Moving averages are some of the most commonly used indicators in trading. They smooth out a price series and help identify trends and reversals by showing what price is doing on average.
There are various moving averages, all based on different periods. The two most common types are exponential and straightforward:
Moving averages made easy
A moving average can be considered an average (hence the name) that “moves”. It calculates the average closing price over a certain period.
For example, let’s use a five-day moving average which means it takes the closing prices for the last five days and finds their average.
It will produce an updated line and follow prices up and down. Because it is an average, it will be less sensitive to single data points.
A simple moving average calculates the simple average of a series of numbers over a given period.
A 5-day simple moving average means calculating the sum of the five most recent days and dividing by five.

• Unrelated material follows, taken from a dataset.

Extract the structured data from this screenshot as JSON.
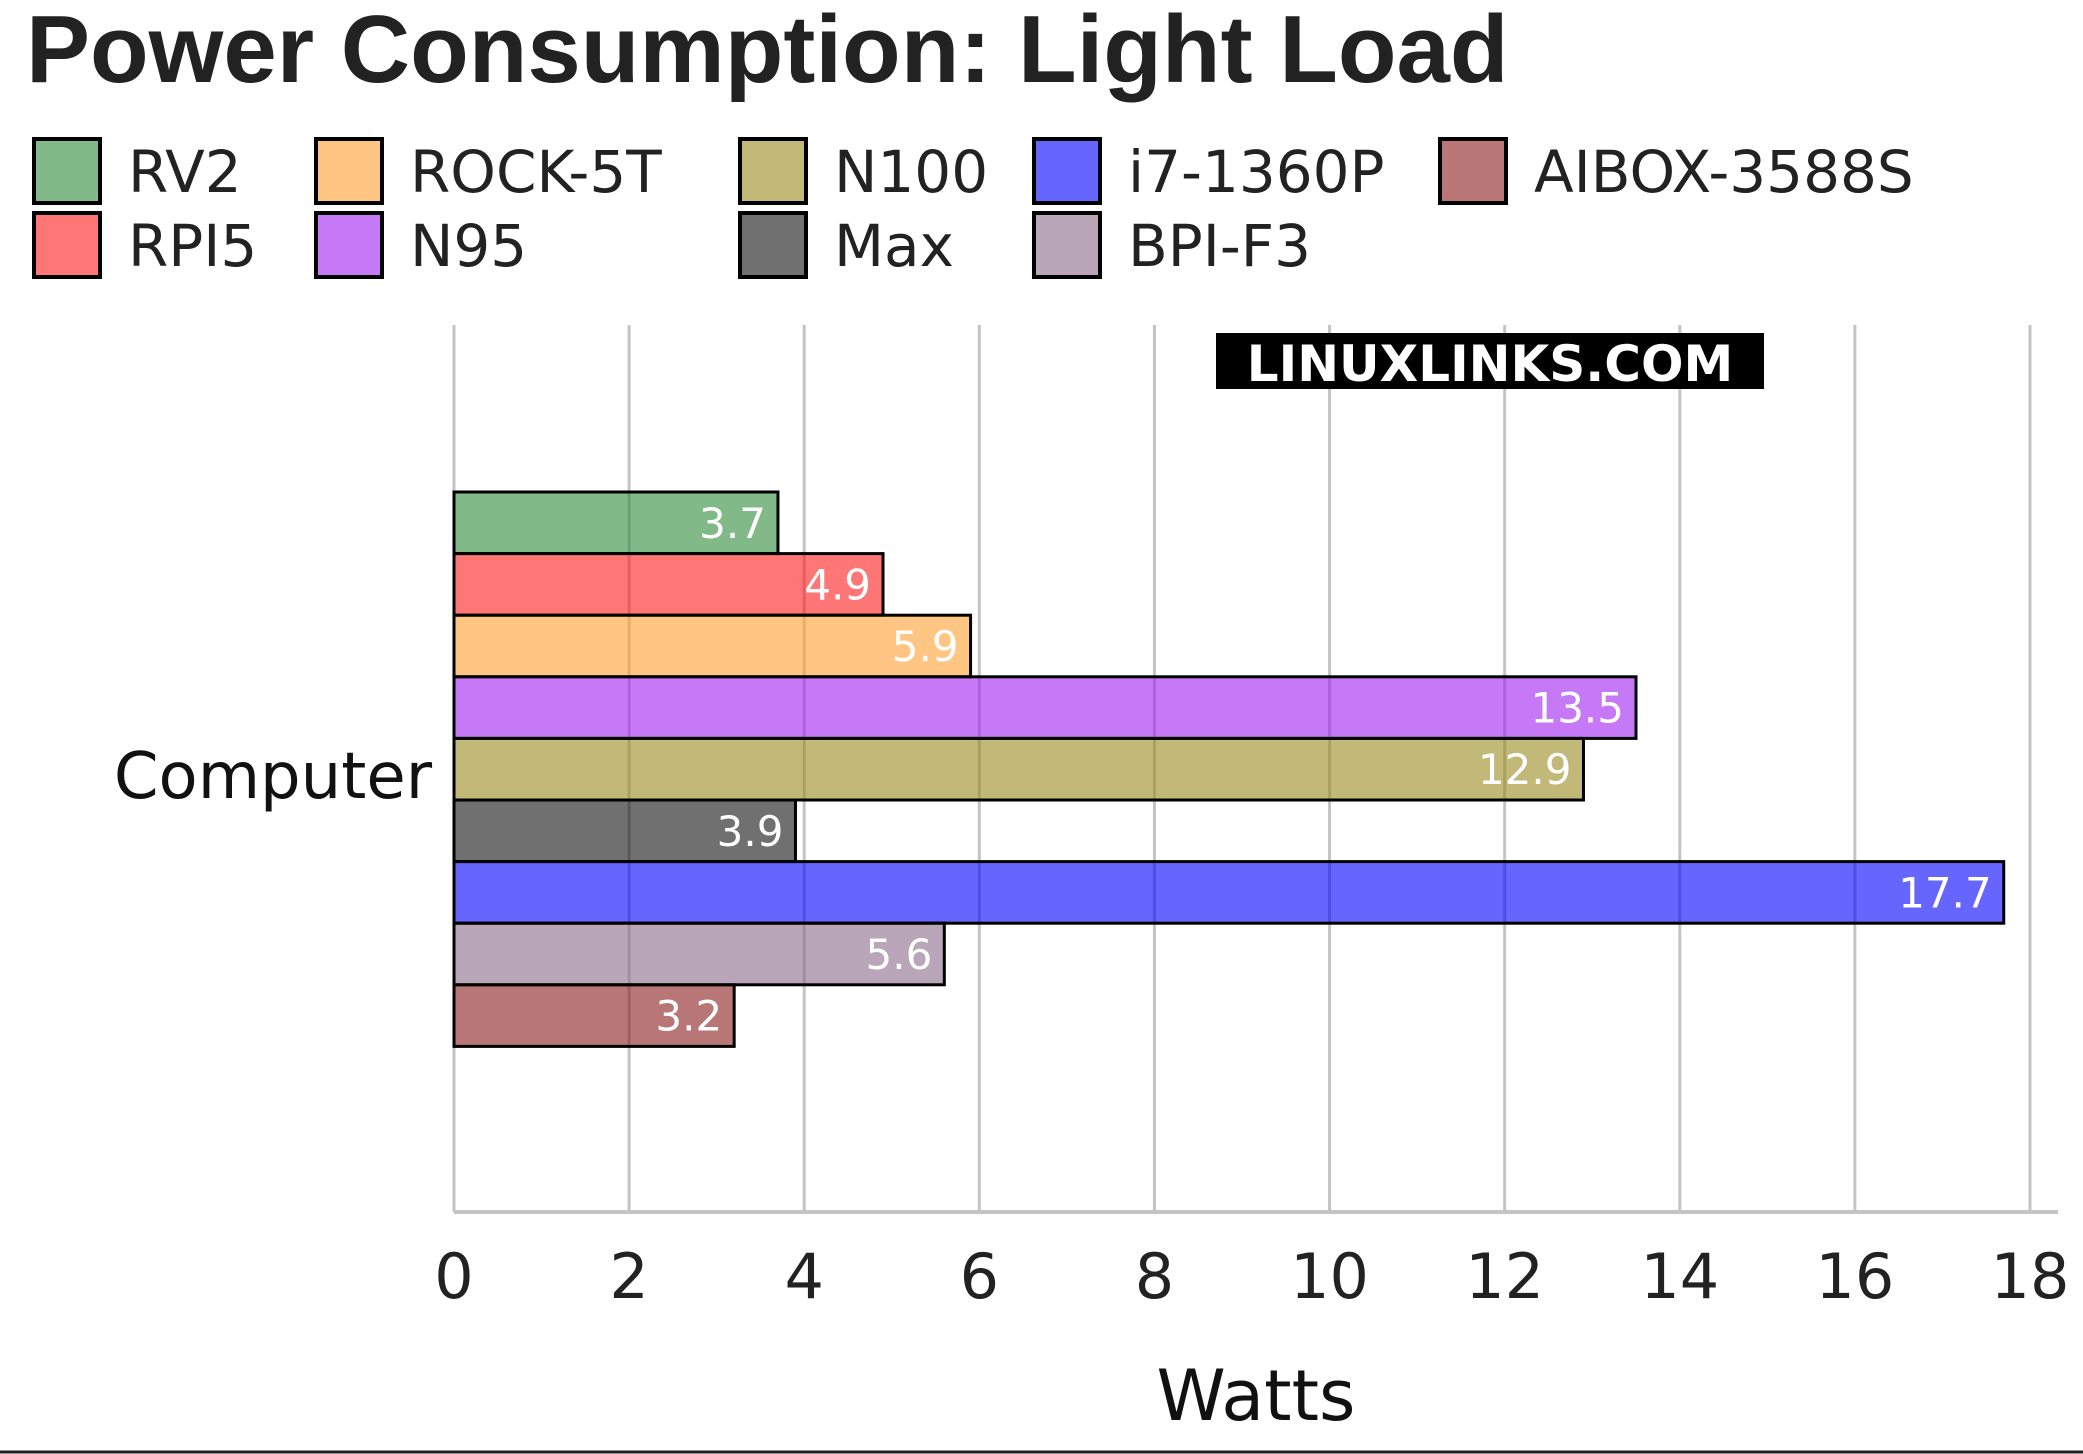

Calculating this daily gives you an image like the one below:
The red line shows what price was doing on average for each day, and so we can see how price acts on its own and changes as time progresses.
It is worth noting that although they may seem similar, simple moving averages react more quickly than exponential ones.
They are often used in trading software to give immediate signals, whereas exponential averages usually take longer to “trigger” (give a buy or sell signal).
Exponential moving averages respond more quickly to recent prices than simple moving averages, which is why traders generally use them.
Exponential moving averages are calculated differently. Instead of summing the last n days then dividing, you take an amount from the oldest data point within your time range and divide it by a certain “smoothing” number. Let’s use 25 as our smoothing number, in which case we would have:
We take four numbers for this example, so it is simply the sum of 5, 6, 7, 8 divided by 4. The way exponential averages work means that older data points matter less when calculating your average price. It makes them more responsive to price changes and means they lag.
Exponential averages are more sensitive to recent changes in price than simple ones. Because of this, traders often use them to get a quick idea of where the market is going rather than a slower yet more stable signal from a simple moving average.
In short
- Moving averages smooth a price series and show where security is trading on average.
- There are several different moving averages, the most common being exponential and straightforward.
- Simple moving averages take the sum of past prices divided by the number of days in your time range. In contrast, exponential moving averages first compute n-1 (where n = period) then divide by a smoothing factor to relate more closely to recent prices.
- Although simple ones respond quickly, making them useful for active traders, exponential moving averages represent momentum over time better because older data points matter less when calculating an average price. Therefore, they are used more frequently by longer-term traders or researchers doing stock analysis.
- Moving averages are the most used indicators in trading. They smooth out a price series and help identify trends and reversals by showing what price is doing on average.
- There are several different moving averages, the most common being exponential and straightforward.
- Simple moving averages take the sum of past prices divided by the number of days in your time range. In contrast, exponential moving averages first compute n-1 (where n = period) then divide by a smoothing factor to relate more closely to recent prices.
- Although simple ones respond quickly, making them useful for active traders, exponential moving averages tend to represent momentum over time better because older data points matter less when calculating an average price.